87 dos autos) tendo-se esse Venerando Tribunal Constitucional pronunciado em
18.05.94 (fls. 90).
MAS os AA. SO ACORDARAM para a preferência MAIS DE DOIS ANOS sobre a decisão do
Supremo, e mais de UM ANO sobre a decisão desse Venerando Tribunal.
MANIFESTAMENTE FORA DO PRAZO LEGAL (dos art°s. 416, 109 1.4 e 1410 do Código
Civil) quando havia CADUCADO DESDE HA MUITO o prazo de exercício de tal direito.
– ver fls. 155 dos autos.
A CADUCIDADE É DE CONHECIMENTO OFICIOSO - art°. 333 do Código Civil
Certamente por isso não notificaram a contraparte dessa pretensão.
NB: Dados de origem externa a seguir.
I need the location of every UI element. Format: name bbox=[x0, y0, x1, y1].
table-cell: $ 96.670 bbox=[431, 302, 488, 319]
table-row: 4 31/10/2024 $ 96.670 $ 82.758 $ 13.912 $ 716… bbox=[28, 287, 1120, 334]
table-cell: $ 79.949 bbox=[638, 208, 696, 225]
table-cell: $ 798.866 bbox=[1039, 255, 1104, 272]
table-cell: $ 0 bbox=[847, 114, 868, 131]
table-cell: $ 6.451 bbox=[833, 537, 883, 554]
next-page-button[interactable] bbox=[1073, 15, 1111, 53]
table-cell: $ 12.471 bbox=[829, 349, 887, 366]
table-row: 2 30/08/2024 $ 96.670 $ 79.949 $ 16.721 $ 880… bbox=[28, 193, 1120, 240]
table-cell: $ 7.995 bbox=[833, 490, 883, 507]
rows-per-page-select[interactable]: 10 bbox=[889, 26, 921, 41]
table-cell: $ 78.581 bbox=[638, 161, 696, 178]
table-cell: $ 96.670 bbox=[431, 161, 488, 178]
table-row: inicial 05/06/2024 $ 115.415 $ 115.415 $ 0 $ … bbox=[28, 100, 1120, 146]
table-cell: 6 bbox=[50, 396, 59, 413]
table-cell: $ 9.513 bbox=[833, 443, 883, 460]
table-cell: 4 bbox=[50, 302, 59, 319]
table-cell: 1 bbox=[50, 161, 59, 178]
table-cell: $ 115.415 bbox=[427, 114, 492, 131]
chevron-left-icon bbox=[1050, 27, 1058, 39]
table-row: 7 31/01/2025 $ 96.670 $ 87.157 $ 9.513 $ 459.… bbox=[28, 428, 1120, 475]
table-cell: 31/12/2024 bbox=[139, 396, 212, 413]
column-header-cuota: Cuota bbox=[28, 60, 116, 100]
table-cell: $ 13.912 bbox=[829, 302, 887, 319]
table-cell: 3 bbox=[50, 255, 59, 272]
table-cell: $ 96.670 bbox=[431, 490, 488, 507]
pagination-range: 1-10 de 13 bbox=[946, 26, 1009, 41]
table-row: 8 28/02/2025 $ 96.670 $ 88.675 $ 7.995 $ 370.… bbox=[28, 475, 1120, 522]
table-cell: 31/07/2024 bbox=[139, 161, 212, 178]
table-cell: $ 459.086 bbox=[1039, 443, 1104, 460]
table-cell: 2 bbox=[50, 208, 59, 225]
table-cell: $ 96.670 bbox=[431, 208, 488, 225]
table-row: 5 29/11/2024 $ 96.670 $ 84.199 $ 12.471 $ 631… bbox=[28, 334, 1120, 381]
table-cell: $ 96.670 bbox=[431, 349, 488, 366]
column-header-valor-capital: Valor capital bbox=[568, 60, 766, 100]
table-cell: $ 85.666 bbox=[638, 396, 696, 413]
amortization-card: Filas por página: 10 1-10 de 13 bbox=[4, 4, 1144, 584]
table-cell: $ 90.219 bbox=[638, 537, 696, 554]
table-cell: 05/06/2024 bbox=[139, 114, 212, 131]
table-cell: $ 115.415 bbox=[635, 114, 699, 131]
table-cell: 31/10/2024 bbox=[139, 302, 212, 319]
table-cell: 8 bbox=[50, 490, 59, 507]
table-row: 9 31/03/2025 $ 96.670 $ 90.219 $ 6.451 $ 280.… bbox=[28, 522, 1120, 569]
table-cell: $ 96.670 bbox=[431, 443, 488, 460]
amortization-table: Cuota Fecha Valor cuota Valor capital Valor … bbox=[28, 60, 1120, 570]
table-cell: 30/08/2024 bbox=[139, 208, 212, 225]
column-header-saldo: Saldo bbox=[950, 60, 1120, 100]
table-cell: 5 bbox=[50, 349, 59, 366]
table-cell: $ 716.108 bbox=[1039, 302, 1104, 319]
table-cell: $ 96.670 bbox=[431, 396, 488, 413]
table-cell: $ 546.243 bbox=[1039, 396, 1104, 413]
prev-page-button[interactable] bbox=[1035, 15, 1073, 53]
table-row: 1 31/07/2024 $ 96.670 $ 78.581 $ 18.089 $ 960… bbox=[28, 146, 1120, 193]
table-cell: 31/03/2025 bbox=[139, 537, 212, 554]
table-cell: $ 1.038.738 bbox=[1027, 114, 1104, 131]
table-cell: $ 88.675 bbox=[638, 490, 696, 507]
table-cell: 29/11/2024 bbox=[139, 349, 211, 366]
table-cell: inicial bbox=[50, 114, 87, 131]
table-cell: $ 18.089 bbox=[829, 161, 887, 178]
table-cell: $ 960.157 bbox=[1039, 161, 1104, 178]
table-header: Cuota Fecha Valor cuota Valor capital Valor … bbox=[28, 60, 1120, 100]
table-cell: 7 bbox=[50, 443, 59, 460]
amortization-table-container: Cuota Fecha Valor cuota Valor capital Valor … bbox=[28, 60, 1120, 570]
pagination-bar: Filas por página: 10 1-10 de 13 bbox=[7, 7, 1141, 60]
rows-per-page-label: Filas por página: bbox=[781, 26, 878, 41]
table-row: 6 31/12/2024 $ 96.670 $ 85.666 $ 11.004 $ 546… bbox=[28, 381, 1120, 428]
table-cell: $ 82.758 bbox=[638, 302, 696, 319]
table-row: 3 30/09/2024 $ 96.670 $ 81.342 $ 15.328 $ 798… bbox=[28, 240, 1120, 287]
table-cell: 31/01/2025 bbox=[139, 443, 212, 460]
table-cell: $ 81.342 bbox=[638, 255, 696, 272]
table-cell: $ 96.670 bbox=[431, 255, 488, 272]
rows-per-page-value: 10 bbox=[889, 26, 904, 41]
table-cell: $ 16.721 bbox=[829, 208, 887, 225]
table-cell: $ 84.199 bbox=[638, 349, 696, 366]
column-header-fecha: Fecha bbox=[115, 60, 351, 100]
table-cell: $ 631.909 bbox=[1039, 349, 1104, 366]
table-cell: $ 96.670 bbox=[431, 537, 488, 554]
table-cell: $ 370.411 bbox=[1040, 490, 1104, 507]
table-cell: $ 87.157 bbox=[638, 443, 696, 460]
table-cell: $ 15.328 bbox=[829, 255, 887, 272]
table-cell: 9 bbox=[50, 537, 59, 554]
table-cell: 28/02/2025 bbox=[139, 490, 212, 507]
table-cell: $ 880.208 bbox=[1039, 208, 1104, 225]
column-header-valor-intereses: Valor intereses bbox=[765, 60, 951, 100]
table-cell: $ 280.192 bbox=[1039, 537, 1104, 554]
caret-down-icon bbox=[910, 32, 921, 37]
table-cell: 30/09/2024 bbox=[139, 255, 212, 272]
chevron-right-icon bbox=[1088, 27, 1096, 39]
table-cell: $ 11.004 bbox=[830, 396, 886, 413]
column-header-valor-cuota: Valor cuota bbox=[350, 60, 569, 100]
Os Tribunais
Comuns, violaram estas disposições.
– Não pode dizer-se que tal anomalia quadre com a EQUIDADE exigível no processo;
– Não conhecimento pelo S.T.J. de questões de que devia conhecer, como sejam as
questões que constam das conclusões 4.º, 5.º, 6.º, 7.º, 8.ª, 9a e 10.ª da minuta
de recurso de agravo (fls. 211 a fls. 212).
5.º
O reclamante sente-se atingido por, no processo, não ver que tenham sido
respeitados os princípios da universalidade e da igualdade consagrados nos
art°s. 12.1 e 13.1 da C.R.P..
6°.
Por isso não lhe parece que o processo tenha sido equitativo como impunha o n°.4
(final) do art°. 20 da C.R.P.”
A fundamentação constante da decisão reclamada tem o seguinte teor:
“2. Não obstante o presente recurso ter sido admitido pelo Tribunal a quo, o
certo é que tal decisão não vincula este Tribunal, de acordo com o disposto no
artigo 76.º, n.º 3, da Lei do Tribunal Constitucional. Cumpre portanto aferir,
desde logo, se se encontram preenchidos os pressupostos de conhecimento do
presente recurso de constitucionalidade − suscitação, pelo recorrente, de
inconstitucionalidade de uma norma durante o processo, constituindo essa norma
fundamento (ratio decidendi) da decisão recorrida, bem como o prévio esgotamento
dos recursos ordinários.
A questão de constitucionalidade vem imputada à decisão recorrida, portanto a
uma decisão judicial e não a qualquer norma jurídica.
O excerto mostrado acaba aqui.